There is inaccurate information about the project that we felt an obligation to clarify so that residents can fully evaluate the facts associated with Northern Pass.
This recent fundraising letter misrepresents the actual Northern Pass route and leaves out important details about the project:
While we are disappointed that the public is receiving inaccurate information about this important clean energy project, we appreciate the opportunity to correct these misrepresentations via our website, Facebook page, and the many face-to-face meetings we are having across New Hampshire. A comprehensive public permitting process is underway at the federal level, and a state process will soon begin here in New Hampshire. Both of these review processes will consider the facts associated with the proposed project, solicit public input, and determine whether the Northern Pass project satisfies the siting requirements outlined by the Department of Energy and the New Hampshire siting laws governing new energy projects.
In a letter to Department of Energy this week, the project offered its support to the recent request from the state’s Congressional Delegation for a preliminary report of the alternatives DOE will study as part of the federal permitting process.
As noted in the letter, we believe our proposed route is a sensible one that is respectful of the land and its neighbors and that will provide significant benefits to New Hampshire and New England. Various alternatives have been proposed and we believe an evaluation of the merits of these options, along with the economic implications of each, will be helpful as the permitting process moves forward.
The project’s letter to DOE is available in our document library.
A series of public meetings were held last month to give New Hampshire residents the chance to share their thoughts on the proposed Northern Pass transmission line project. These events, called scoping meetings, were just part of the ongoing public input process. Many people have already registered their comments through emails and letters. If you haven’t made an official comment on Northern Pass yet, you have just a few more weeks to do so.
From now until Nov. 5, the U.S. Department of Energy will accept written comments on the Northern Pass transmission line.
Here in New Hampshire residents have discussed both sides of this issue with friends, at the corner store and on the editorial pages of our local newspapers. Those discussions are now headed to the Department of Energy and our elected officials in the form of letters and emails. If you support Northern Pass and the clean energy, jobs and economic benefits it will bring New Hampshire, we ask you consider writing a letter to the Department of Energy, our governor and our Congressional delegation.
We understand many of you are busy and may not have much time to submit a comment. However, these letters don’t have to be lengthy; they can be a few short messages about why you favor the project. We appreciate any time and effort you make to show your support.
Below you will find the addresses for the Department of Energy, Gov. Maggie Hassan and our Congressional leaders. We ask you send a copy of your letter or email to everyone on this list to ensure our government and elected officials know that New Hampshire residents want to see more jobs, lower energy rates, more tax revenue and a cleaner energy future.
Northern Pass encourages supporters to let their voice be heard and we thank you again for whatever time you give.
Letters to the Department of Energy can be sent by mail, email, fax or through the online comment form
Senior Planning Advisor
Office of Electricity Delivery and Energy Reliability (OE-20)
U.S. Department of Energy
1000 Independence Ave.

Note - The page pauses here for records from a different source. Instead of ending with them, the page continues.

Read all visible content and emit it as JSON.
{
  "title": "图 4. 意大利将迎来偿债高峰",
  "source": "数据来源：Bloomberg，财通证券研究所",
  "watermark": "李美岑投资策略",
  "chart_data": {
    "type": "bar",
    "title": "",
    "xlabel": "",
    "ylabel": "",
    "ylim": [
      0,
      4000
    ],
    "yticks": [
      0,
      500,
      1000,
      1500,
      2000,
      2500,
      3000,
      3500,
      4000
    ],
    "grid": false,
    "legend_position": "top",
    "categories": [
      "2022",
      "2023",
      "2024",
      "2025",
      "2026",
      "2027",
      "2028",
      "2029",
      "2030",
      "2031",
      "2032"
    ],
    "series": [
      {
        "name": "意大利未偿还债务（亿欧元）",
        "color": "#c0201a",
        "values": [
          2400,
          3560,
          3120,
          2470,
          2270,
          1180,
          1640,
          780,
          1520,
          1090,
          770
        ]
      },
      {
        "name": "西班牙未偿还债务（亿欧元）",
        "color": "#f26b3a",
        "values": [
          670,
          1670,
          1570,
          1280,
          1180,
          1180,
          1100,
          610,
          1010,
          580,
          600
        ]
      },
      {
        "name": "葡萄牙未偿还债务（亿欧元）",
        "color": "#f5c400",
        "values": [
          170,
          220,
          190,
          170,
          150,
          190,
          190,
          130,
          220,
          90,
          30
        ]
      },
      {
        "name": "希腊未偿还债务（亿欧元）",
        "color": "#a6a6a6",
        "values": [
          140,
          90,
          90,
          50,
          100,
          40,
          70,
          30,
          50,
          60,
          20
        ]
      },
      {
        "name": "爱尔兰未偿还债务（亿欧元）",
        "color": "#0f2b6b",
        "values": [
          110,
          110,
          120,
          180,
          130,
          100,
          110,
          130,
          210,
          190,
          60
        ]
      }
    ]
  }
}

SW
Washington, DC 20585
Gov. Maggie Hassan
Office of the Governor
State House, 107 North Main St.
Concord, NH 03301
Sen. Jeanne Shaheen
520 Hart SOB
Washington, D.C. 20510
Sen. Kelly Ayotte
144 Russell SOB
Washington, D.C. 20510
Rep. Ann McLane Kuster
137 Cannon House Office Building
Washington, D.C. 20515
Rep. Carol Shea-Porter
1530 Longworth House Office Building
Washington, D.C. 20515
People from across New Hampshire came out this week to share their thoughts about the Northern Pass project at a series of four U.S. Department of Energy scoping meetings. Dozens of people spoke and many different ideas were presented. Both project supporters and opponents showed how passionate they are when it comes to Northern Pass.
New Hampshire has long been a place that values public engagement and open discourse about important issues. We appreciate that so many participated in the exchange of ideas.
We would like to thank all of those who came to support the Northern Pass and share with their fellow Granite Staters the many benefits of the project. In the coming weeks we will be hosting another round of open houses to speak with residents and answer questions they may have about the project. Please continue to check our Northern Pass website for dates and times.
The U.S. Department of Energy has been holding a series of public forums this week, called scoping meetings, as part of Northern Pass’ federal permitting process. Two meetings have already been held and the two remaining scoping meetings will be held tonight in Whitefield and tomorrow in Colebrook. These meetings are an important step for the project, but they are also just part of a long process of careful review and scrutiny Northern Pass must undergo before gaining approval.
In October 2010, Northern Pass filed its initial application for a Presidential Permit, which will allow Northern Pass to build a transmission line for the import of Québec hydropower across the Canadian border into the United States. Amendments to the application have been made since then, including one that outlines the new proposed Northern Pass route announced in June.
The DOE will conduct two evaluations, one on environmental impact and another on Northern Pass’ impact on energy reliability. For the Northern Pass, this will include a full Environmental Impact Statement as required by the National Environmental Policy Act. The scoping meetings are focused on gathering information from the public, which will then be used to determine which issues should be studied as the DOE develops its Environmental Impact Statement, and ultimately whether to grant the permit.
The project also submitted an application for a Special Use Permit, which requires specific review of the portion of the proposed line that would travel along an existing 60-year-old utility corridor within the White Mountain National Forest.
Once the environmental analysis and evaluation of the electric reliability criteria is completed, the DOE must obtain a favorable recommendation from the Secretary of State and the Secretary of Defense before a permit may be issued.
As the Presidential permit process continues, Northern Pass will undergo another rigorous review before the New Hampshire Site Evaluation Committee. This group of state officials is tasked with ensuring that Northern Pass is in the public’s best interest and that it is designed, built and operated in a manner that will protect and preserve New Hampshire’s high quality of life.
Both the state and federal permitting reviews are well-established methods designed by law to extensively examine new power generation and transmission projects. We hope to see a large number of people participate in the scoping meetings and are eager to keep the conversation going about the benefits Northern Pass will bring New Hampshire.
Last night the Department of Energy (DOE) held its first scoping meeting in Concord to collect public feedback about the project’s proposed route. We were pleased to see a broad and diverse coalition of supporters attend and voice their support for the clean, low-cost energy, hundreds of green jobs, and millions in new tax revenues Northern Pass will bring to New Hampshire.
Current and former state representatives and senators, business leaders, municipal officials, representatives from the labor community, along with regular New Hampshire citizens, were all among the large contingent of green and blue shirted supporters in attendance.
Since announcing or new, improved route in June, we’ve been working hard to reach out to residents and landowners across New Hampshire to discuss our proposal and answer their questions. Whether it has been at one of our community open houses, individual meetings with landowners, or at a presentation to a local community group, positive feedback and support for the project has been growing.
We understand the public permitting process is just beginning and look forward to the many opportunities in the future for more dialogue on our proposal and the many benefits it can bring to the state and region. We’d like to thank all those who attended and provided comments last night and we are committed to work with all residents, landowners, and stakeholders as the process continues.